Certains dictionnaires français vont même jusqu’à utiliser des signes diacritiques inusités en français comme c’est le cas pour Wrocław orthographié dans Le Petit Larousse sur CD-ROM avec un l barré.

Toutefois, l’orthographe peut avoir une valeur discriminante, comme c’est le cas pour le Pas-de-Calais (département français) qui n’est pas le pas de Calais (détroit).

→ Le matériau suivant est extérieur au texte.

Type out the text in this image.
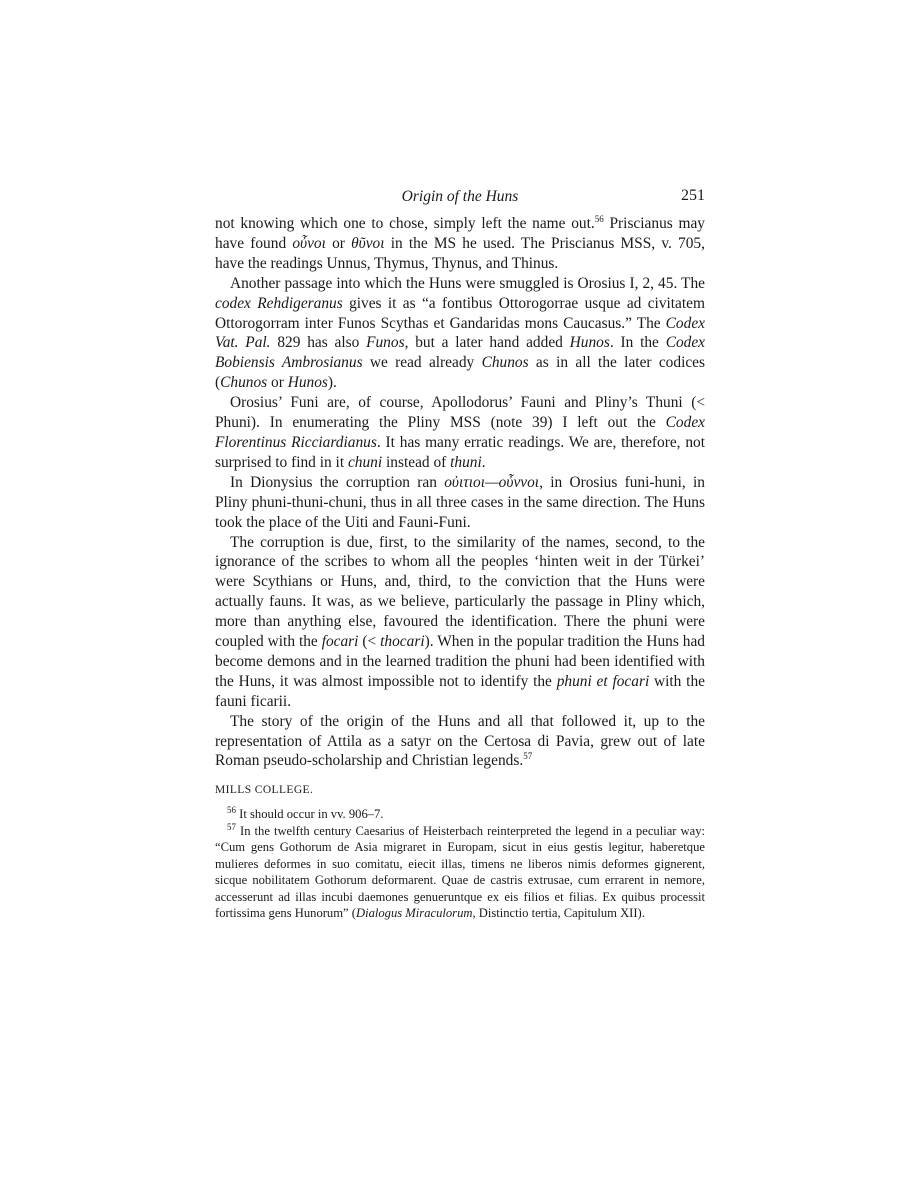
Origin of the Huns	251

not knowing which one to chose, simply left the name out.$^{56}$ Priscianus may have found οὖνοι or θῦνοι in the MS he used. The Priscianus MSS, v. 705, have the readings Unnus, Thymus, Thynus, and Thinus.

Another passage into which the Huns were smuggled is Orosius I, 2, 45. The codex Rehdigeranus gives it as “a fontibus Ottorogorrae usque ad civitatem Ottorogorram inter Funos Scythas et Gandaridas mons Caucasus.” The Codex Vat. Pal. 829 has also Funos, but a later hand added Hunos. In the Codex Bobiensis Ambrosianus we read already Chunos as in all the later codices (Chunos or Hunos).

Orosius’ Funi are, of course, Apollodorus’ Fauni and Pliny’s Thuni (< Phuni). In enumerating the Pliny MSS (note 39) I left out the Codex Florentinus Ricciardianus. It has many erratic readings. We are, therefore, not surprised to find in it chuni instead of thuni.

In Dionysius the corruption ran οὐιτιοι—οὖννοι, in Orosius funi-huni, in Pliny phuni-thuni-chuni, thus in all three cases in the same direction. The Huns took the place of the Uiti and Fauni-Funi.

The corruption is due, first, to the similarity of the names, second, to the ignorance of the scribes to whom all the peoples ‘hinten weit in der Türkei’ were Scythians or Huns, and, third, to the conviction that the Huns were actually fauns. It was, as we believe, particularly the passage in Pliny which, more than anything else, favoured the identification. There the phuni were coupled with the focari (< thocari). When in the popular tradition the Huns had become demons and in the learned tradition the phuni had been identified with the Huns, it was almost impossible not to identify the phuni et focari with the fauni ficarii.

The story of the origin of the Huns and all that followed it, up to the representation of Attila as a satyr on the Certosa di Pavia, grew out of late Roman pseudo-scholarship and Christian legends.$^{57}$

MILLS COLLEGE.

$^{56}$ It should occur in vv. 906–7.

$^{57}$ In the twelfth century Caesarius of Heisterbach reinterpreted the legend in a peculiar way: “Cum gens Gothorum de Asia migraret in Europam, sicut in eius gestis legitur, haberetque mulieres deformes in suo comitatu, eiecit illas, timens ne liberos nimis deformes gignerent, sicque nobilitatem Gothorum deformarent. Quae de castris extrusae, cum errarent in nemore, accesserunt ad illas incubi daemones genueruntque ex eis filios et filias. Ex quibus processit fortissima gens Hunorum” (Dialogus Miraculorum, Distinctio tertia, Capitulum XII).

Dans un dictionnaire ou dans une traduction, il faut prendre parti pour une solution cohérente. Notons que l’allemand est, surtout depuis la réforme de l’orthographe, beaucoup plus rigoureux concernant l’utilisation de la majuscule dans les noms composés.

3.6. Définition sommaire

Dans une entrée Prolex, la définition n’apparaît pas telle quelle, mais sous forme de relations et d’expansions. Ainsi, dans un texte informatisé en allemand, on risque fort de retrouver Stadt = ville à proximité de Erlau = Eger. Les co-occurrences les plus probables sont listées dans la table des expansions et ce sera pour le type #ville le mot Stadt en allemand. D’autre part, la ville Erlau est reliée par une relation de méronymie (partie-tout) à Ungarn = Hongrie. À partir de l’expansion et de la relation, il est donc possible de former une définition automatique comme pour die Etsch = l’Adige (cours d’eau d’Italie).

Conclusion

Les toponymes étrangers sont loin de faire l’objet d’un traitement homogène dans les atlas, les dictionnaires encyclopédiques et les autres supports dans lesquels ils apparaissent. Certes, la tendance est de laisser le toponyme tel quel, semblable à la forme de la langue source, mais il existe de nombreuses exceptions à la fois en synchronie et en diachronie.